O silêncio perdurou por alguns segundos antes de explodir em murmúrios excitados. Os locais entreolharam-se, ignorando os estrangeiros mais curiosos, que tentavam perceber o que se tinha passado. Caleb limitou-se a sentar-se novamente na cadeira, exausto.

Massajou o braço dorido. Tivesse ele de boa saúde e o velho não teria tido a hipótese de o magoar ou a coragem para o ameaçar. Sabia bem que tinha um aspecto cada vez mais frágil e franzino à medida que o cancro avançava galopante. Nem tinha energia para alimentar a fúria necessária para se defender. Quantos semanas, quantos dias teria antes do corpo deixar de ter forças para se manter sequer em pé? O coração continuou a afundar-se.

Uma chávena de chá a ser pousada na mesa trouxe-o de volta ao café. Olhou para a Dona do café, que colocava agora o prato com as torradas. Lançou-lhe um olhar estranho. Caleb não soube compreender se era preocupação ou desconfiança.

– Para o seu bem, é bom que não tenha mesmo qualquer tipo de relação com o nosso monstro amaldiçoado. – A seguir, pegou na chávena de chá e colocou-a à frente dele.

– Porquê? Também vai matar-me? – Respondeu irónica e rispidamente. A mulher endireitou-se. – A senhora ouviu-o: estou a morrer. De cancro no pâncreas. As vossas ameaças não me afetam.

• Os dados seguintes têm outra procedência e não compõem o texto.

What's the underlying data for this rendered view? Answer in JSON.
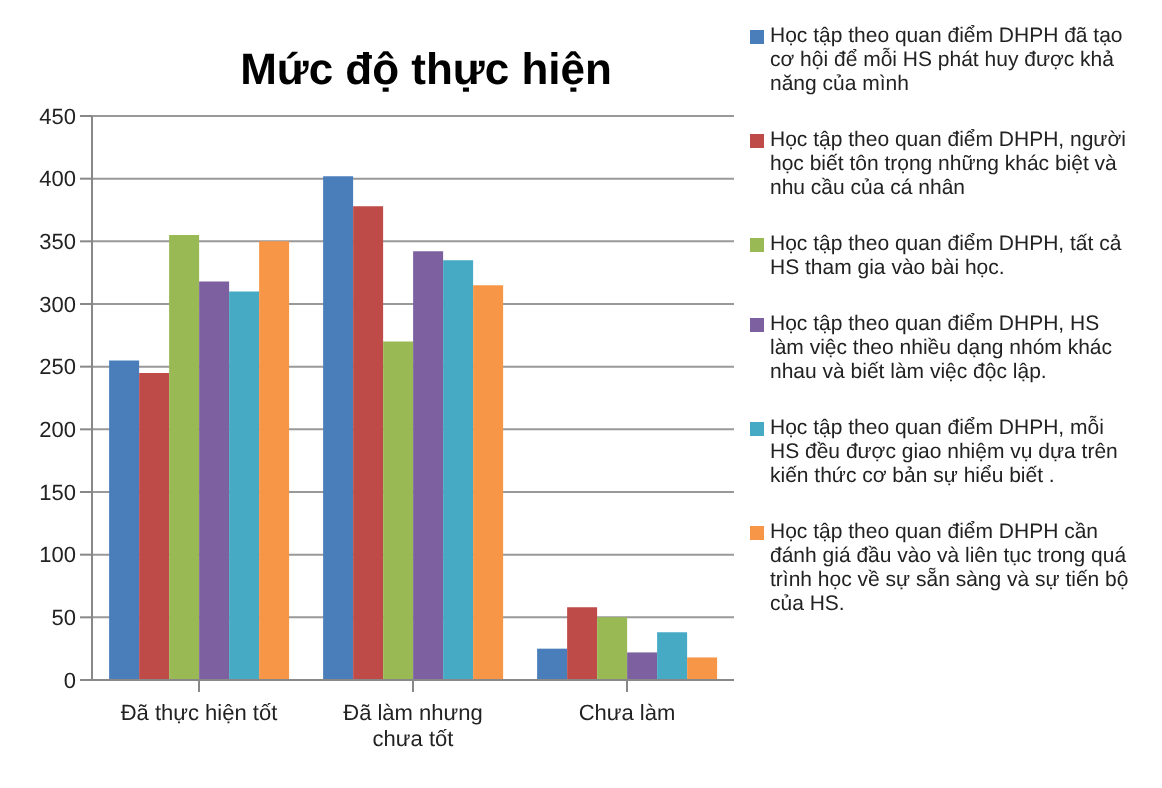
{
  "chart_data": {
    "type": "bar",
    "title": "Mức độ thực hiện",
    "categories": [
      "Đã thực hiện tốt",
      "Đã làm nhưng chưa tốt",
      "Chưa làm"
    ],
    "series": [
      {
        "name": "Học tập theo quan điểm DHPH đã tạo cơ hội để mỗi HS phát huy được khả năng của mình",
        "color": "#4a7ebb",
        "values": [
          255,
          402,
          25
        ]
      },
      {
        "name": "Học tập theo quan điểm DHPH, người học biết tôn trọng những khác biệt và nhu cầu của cá nhân",
        "color": "#be4b48",
        "values": [
          245,
          378,
          58
        ]
      },
      {
        "name": "Học tập theo quan điểm DHPH, tất cả HS tham gia vào bài học.",
        "color": "#98b954",
        "values": [
          355,
          270,
          50
        ]
      },
      {
        "name": "Học tập theo quan điểm DHPH, HS làm việc theo nhiều dạng nhóm khác nhau và biết làm việc độc lập.",
        "color": "#7d60a0",
        "values": [
          318,
          342,
          22
        ]
      },
      {
        "name": "Học tập theo quan điểm DHPH, mỗi HS đều được giao nhiệm vụ dựa trên kiến thức cơ bản sự hiểu biết .",
        "color": "#46aac5",
        "values": [
          310,
          335,
          38
        ]
      },
      {
        "name": "Học tập theo quan điểm DHPH cần đánh giá đầu vào và liên tục trong quá trình học về sự sẵn sàng và sự tiến bộ của HS.",
        "color": "#f79646",
        "values": [
          350,
          315,
          18
        ]
      }
    ],
    "ylim": [
      0,
      450
    ],
    "yticks": [
      0,
      50,
      100,
      150,
      200,
      250,
      300,
      350,
      400,
      450
    ],
    "grid": "y",
    "legend": "right"
  }
}
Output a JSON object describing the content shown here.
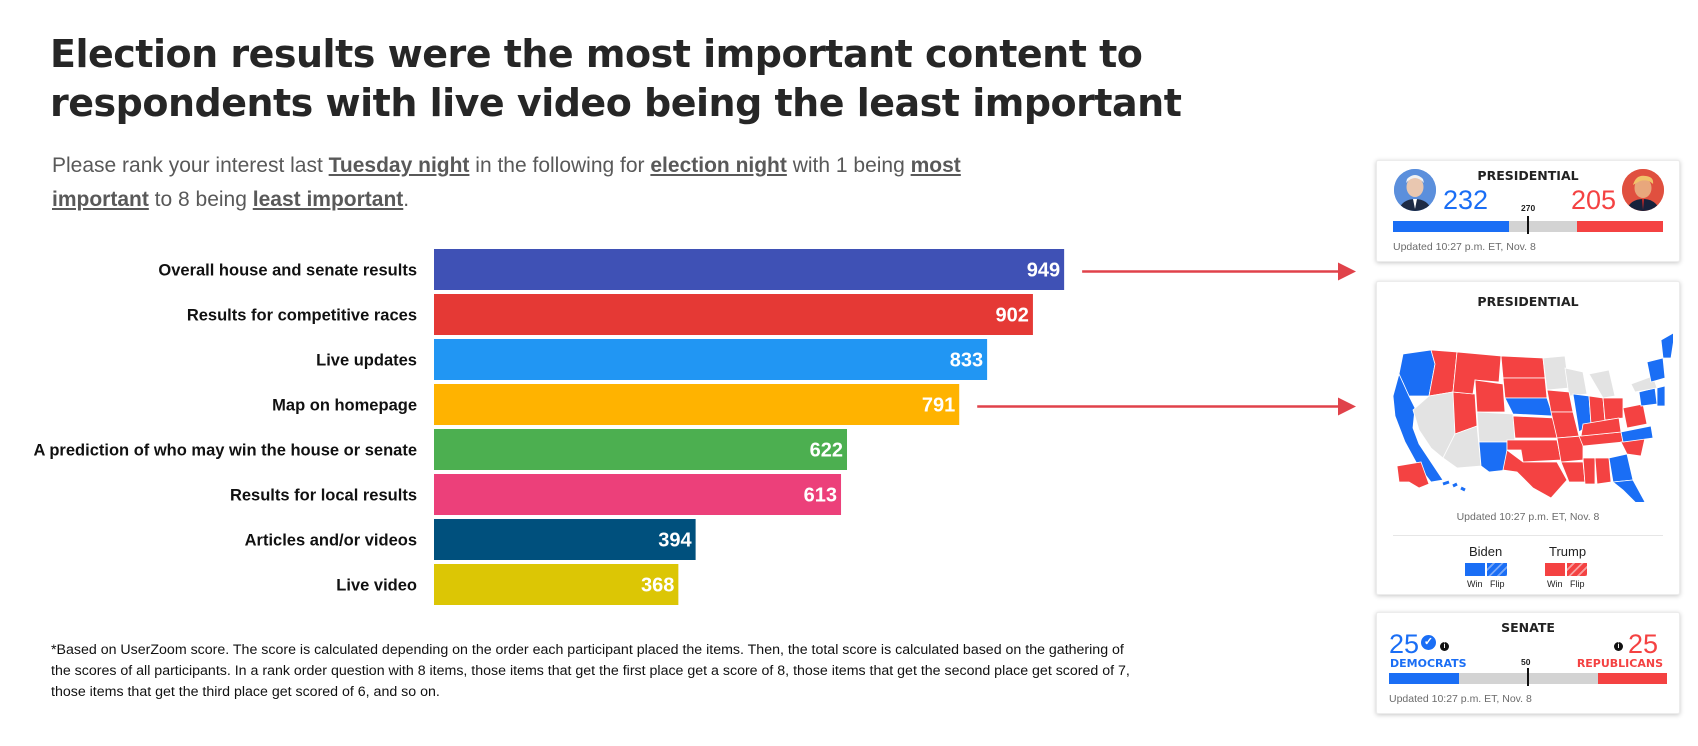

– Não preciso de ameaçá-lo. Quem se aproxima de Ariana, acaba sempre morto.

Um Prato de Sopa

Caleb sentiu-se incomodado o resto do dia. À tardinha, nem tinha bem a certeza se o que sentia era fome ou mal-estar, mas mesmo assim saiu do quarto para se dirigir ao restaurante do hotel. A ameaça deve tê-lo afectado mais do que tinha pensado inicialmente. Mas o que poderia aquele velho fazer contra ele? Por outro lado, e se não fossem meras palavras ocas de um homem afogado em sofrimento? Ponderou nas suas acções dos últimos tempos, enquanto descia as escadas de madeira forradas com um tecido vermelho que abafava o som dos seus passos. Não tinha dito a vivalma que encontrava-se com Ariana, mas a história dos auscultadores e as vezes que foi apanhado na praia à noite não fora propriamente discreto da sua parte. Empurrou uma porta envidraçada e entrou no restaurante do hotel. Estava vazio. Caleb olhou para o relógio e apercebeu-se que era ainda cedo. Mas como que a provar quem tinha razão, o estômago dele roncou.

– Parece estar preocupado, senhor. O dia não foi bom? – De bata branca impecável com mangas dobradas a meio do antebraço, a Chef serviu Caleb pessoalmente. Trazia uma travessa oval e levantou a tampa para revelar uma fumegante sopa de peixe.

O Senhor está no céu. – Repetiu a deixa do pai. – Pode tratar-me por Caleb. – Estendeu a mão e a mulher, agradada, apertou-a.

– Se têm tanto medo do monstro, como é que ninguém o procurou ainda? – A mulher piscou os olhos, perdida. – Se há tanta raiva a fervilhar, como é que ainda não foram atrás dele com forquilhas e tochas? – A Chef, compreendendo, lançou-lhe um olhar divertido.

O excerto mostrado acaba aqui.